Say his name aloud: John Cazale. Most draw a blank, not recognizing his name. Show his photo, and — if they recognize him — they smirk and ask: “Fredo?”
Fifty years after he created the Fredo character for The Godfather and Godfather II, the beloved stars he worked with (the greatest of their generation) say they learned more from Cazale than any other actor.
Over seven years, the five films he appeared in amassed a combined 40 Academy Award nominations (but Cazale wasn’t nominated). All five are classics: The Godfather, The Godfather Part II, The Deer Hunter, The Conversation, and Dog Day Afternoon. Two competed against each other for Best Picture in the same year. Three of the five won.
Al Pacino: Cazale was so good he became whoever he portrayed
“He could do anything,” said Al Pacino (who worked with him in three of his five films). “He became whoever it was he was playing, and he did that by asking questions… I think I learned more about acting from John than anybody.”
Every performer must “act in unison with your role,’’ the father of modern acting, Konstantin Stanislavski believed. So you must blend who you are and who you need to become, to “pour into it all of his own soul. The fundamental aim of our art is the creation of this inner life of a human spirit.”
Digging deep into this method, Cazale inspired everyone around him to perform better, Pacino said, “So you did it. He made you better.”
Most of the stars Cazale worked with became Academy Award winners. So people watch a John Cazale performance and assume he’s simply “playing himself,” yet each character looks and seems very different, coming alive in every bit of him.
In 1976, at age 40, Cazale was co-starring in the William Shakespeare play Measure for Measure, meeting the much-younger 27-year-old Streep.
When Cazale met Streep, he told Pacino: “‘I met the greatest actress’… She was mad for him, and he was mad for her. They had found each other.”
Even in the funniest characters that Cazale played, there was always something tragic, Streep explains, “and even in the most tragic characters, there was always something very funny.”
Streep says Cazale “wasn’t like anyone I’d ever met. It was the specificity of him, sort of humanity, his curiosity about people… I was more glib, ready to pick the first thing that came to me, and he would say, ‘There are a lot more possibilities,’ and that was a real lesson. I really took that to heart. I always think about it.”
Lung cancer? Dead at 42
The two were in love, inseparable, this funny-looking couple who planned to marry as soon as one of them got that “big break.” But in May 1977, while starring in another play, Cazale got sick.
Finally, the diagnosis arrived: terminal metastasized lung cancer. Cazale was a smoker, but he was only 41. He became “heroic,” colleagues recall, and Streep devoted herself to caring for him. Streep felt like she was “going crazy,” knowing she needed to be with him until the end.
He was so respected and admired that friends helped Cazale and Streep perform together in The Deer Hunter, so he could have one final chance to shine. And he did. Then the true drama began.
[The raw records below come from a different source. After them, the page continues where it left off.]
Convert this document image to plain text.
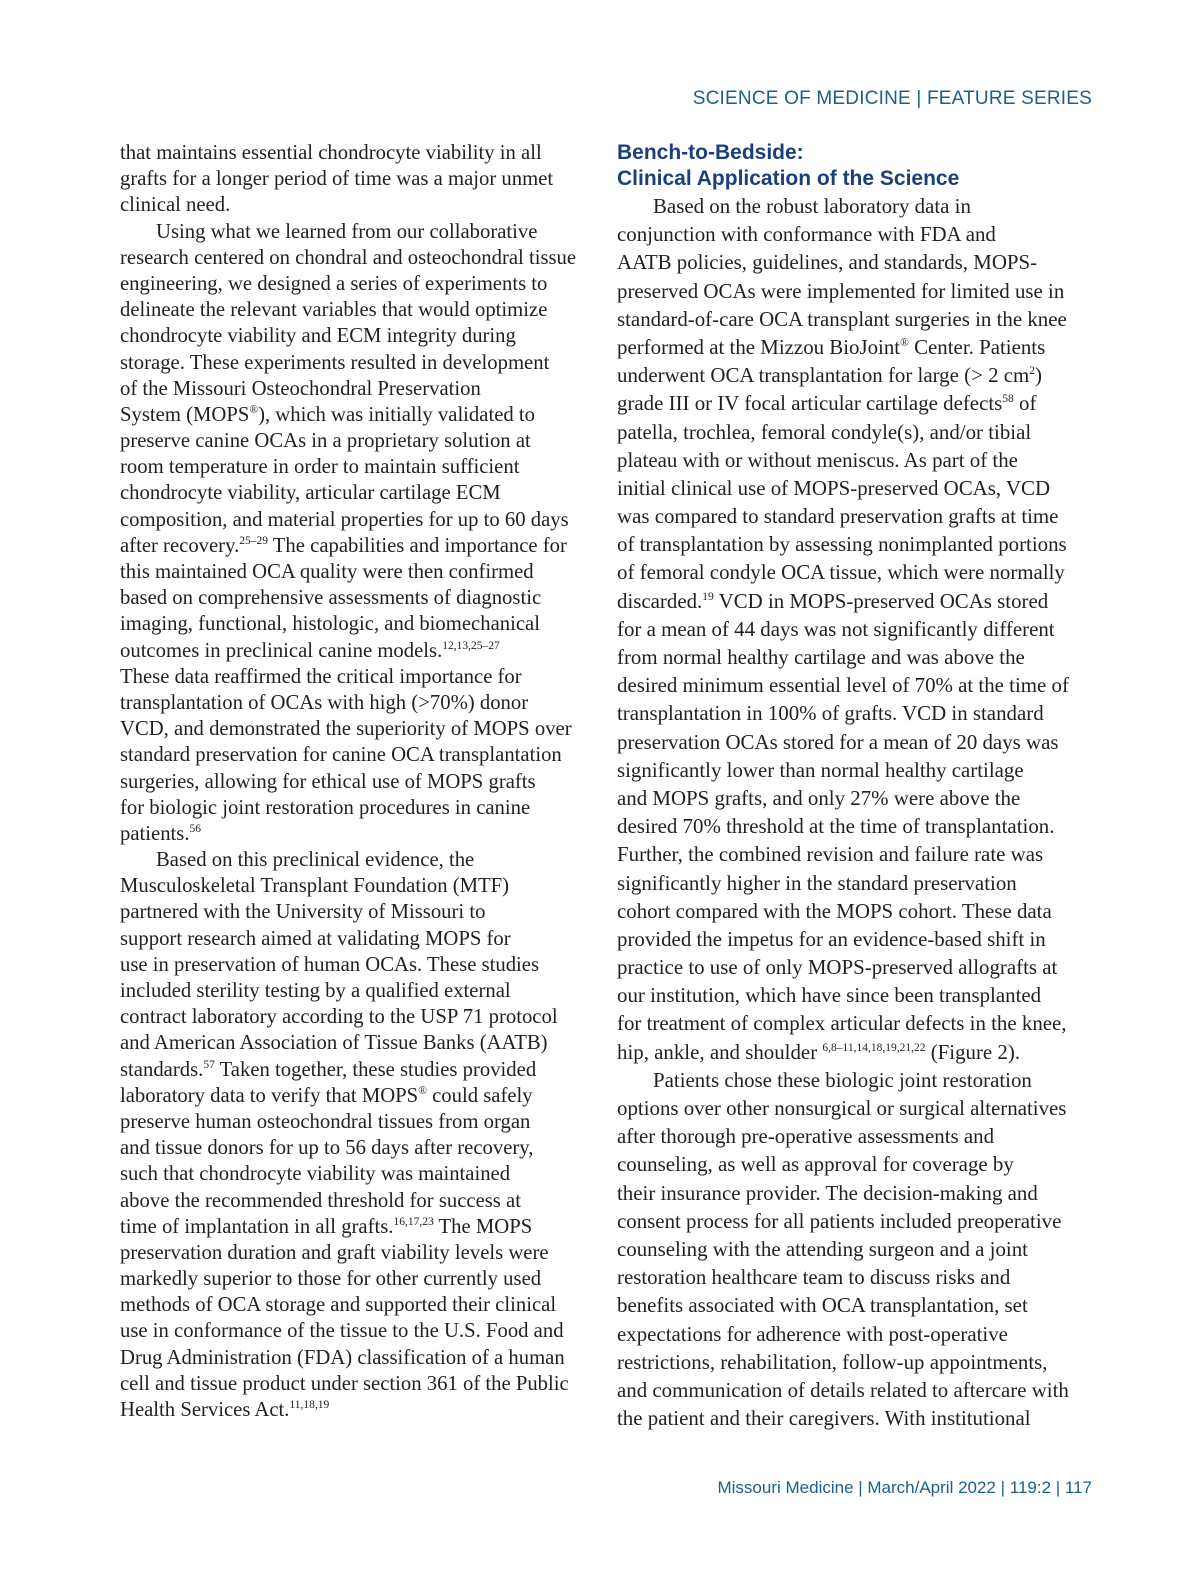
SCIENCE OF MEDICINE | FEATURE SERIES
that maintains essential chondrocyte viability in all
grafts for a longer period of time was a major unmet
clinical need.
Using what we learned from our collaborative
research centered on chondral and osteochondral tissue
engineering, we designed a series of experiments to
delineate the relevant variables that would optimize
chondrocyte viability and ECM integrity during
storage. These experiments resulted in development
of the Missouri Osteochondral Preservation
System (MOPS®), which was initially validated to
preserve canine OCAs in a proprietary solution at
room temperature in order to maintain sufficient
chondrocyte viability, articular cartilage ECM
composition, and material properties for up to 60 days
after recovery.$^{25-29}$ The capabilities and importance for
this maintained OCA quality were then confirmed
based on comprehensive assessments of diagnostic
imaging, functional, histologic, and biomechanical
outcomes in preclinical canine models.$^{12,13,25-27}$
These data reaffirmed the critical importance for
transplantation of OCAs with high (>70%) donor
VCD, and demonstrated the superiority of MOPS over
standard preservation for canine OCA transplantation
surgeries, allowing for ethical use of MOPS grafts
for biologic joint restoration procedures in canine
patients.$^{56}$
Based on this preclinical evidence, the
Musculoskeletal Transplant Foundation (MTF)
partnered with the University of Missouri to
support research aimed at validating MOPS for
use in preservation of human OCAs. These studies
included sterility testing by a qualified external
contract laboratory according to the USP 71 protocol
and American Association of Tissue Banks (AATB)
standards.$^{57}$ Taken together, these studies provided
laboratory data to verify that MOPS® could safely
preserve human osteochondral tissues from organ
and tissue donors for up to 56 days after recovery,
such that chondrocyte viability was maintained
above the recommended threshold for success at
time of implantation in all grafts.$^{16,17,23}$ The MOPS
preservation duration and graft viability levels were
markedly superior to those for other currently used
methods of OCA storage and supported their clinical
use in conformance of the tissue to the U.S. Food and
Drug Administration (FDA) classification of a human
cell and tissue product under section 361 of the Public
Health Services Act.$^{11,18,19}$
Bench-to-Bedside:
Clinical Application of the Science
Based on the robust laboratory data in
conjunction with conformance with FDA and
AATB policies, guidelines, and standards, MOPS-
preserved OCAs were implemented for limited use in
standard-of-care OCA transplant surgeries in the knee
performed at the Mizzou BioJoint® Center. Patients
underwent OCA transplantation for large (> 2 $cm^2$)
grade III or IV focal articular cartilage defects$^{58}$ of
patella, trochlea, femoral condyle(s), and/or tibial
plateau with or without meniscus. As part of the
initial clinical use of MOPS-preserved OCAs, VCD
was compared to standard preservation grafts at time
of transplantation by assessing nonimplanted portions
of femoral condyle OCA tissue, which were normally
discarded.$^{19}$ VCD in MOPS-preserved OCAs stored
for a mean of 44 days was not significantly different
from normal healthy cartilage and was above the
desired minimum essential level of 70% at the time of
transplantation in 100% of grafts. VCD in standard
preservation OCAs stored for a mean of 20 days was
significantly lower than normal healthy cartilage
and MOPS grafts, and only 27% were above the
desired 70% threshold at the time of transplantation.
Further, the combined revision and failure rate was
significantly higher in the standard preservation
cohort compared with the MOPS cohort. These data
provided the impetus for an evidence-based shift in
practice to use of only MOPS-preserved allografts at
our institution, which have since been transplanted
for treatment of complex articular defects in the knee,
hip, ankle, and shoulder $^{6,8-11,14,18,19,21,22}$ (Figure 2).
Patients chose these biologic joint restoration
options over other nonsurgical or surgical alternatives
after thorough pre-operative assessments and
counseling, as well as approval for coverage by
their insurance provider. The decision-making and
consent process for all patients included preoperative
counseling with the attending surgeon and a joint
restoration healthcare team to discuss risks and
benefits associated with OCA transplantation, set
expectations for adherence with post-operative
restrictions, rehabilitation, follow-up appointments,
and communication of details related to aftercare with
the patient and their caregivers. With institutional
Missouri Medicine | March/April 2022 | 119:2 | 117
Streep later recalled, “I moved into his hospital room and read him the sports pages and did imitations of newsreaders. I was so close to him that I couldn’t see that he was so close to death. When it came, it was a shock…What John’s death did is make me confront my own mortality.”
On March 13, 1978, a doctor woke Streep telling her Cazale was dead at age 42. Streep was just 28.
Later that same year, Streep met and married sculptor Don Gummer, and the two have been married ever since (a rarity in Hollywood). Then, in December 1979, her first breakthrough role arrived, and her first Academy Award followed.
“I’ve hardly ever seen a person so devoted to someone who is falling away like John was,” Pacino recalls. “To see her in that act of love for this man was overwhelming.”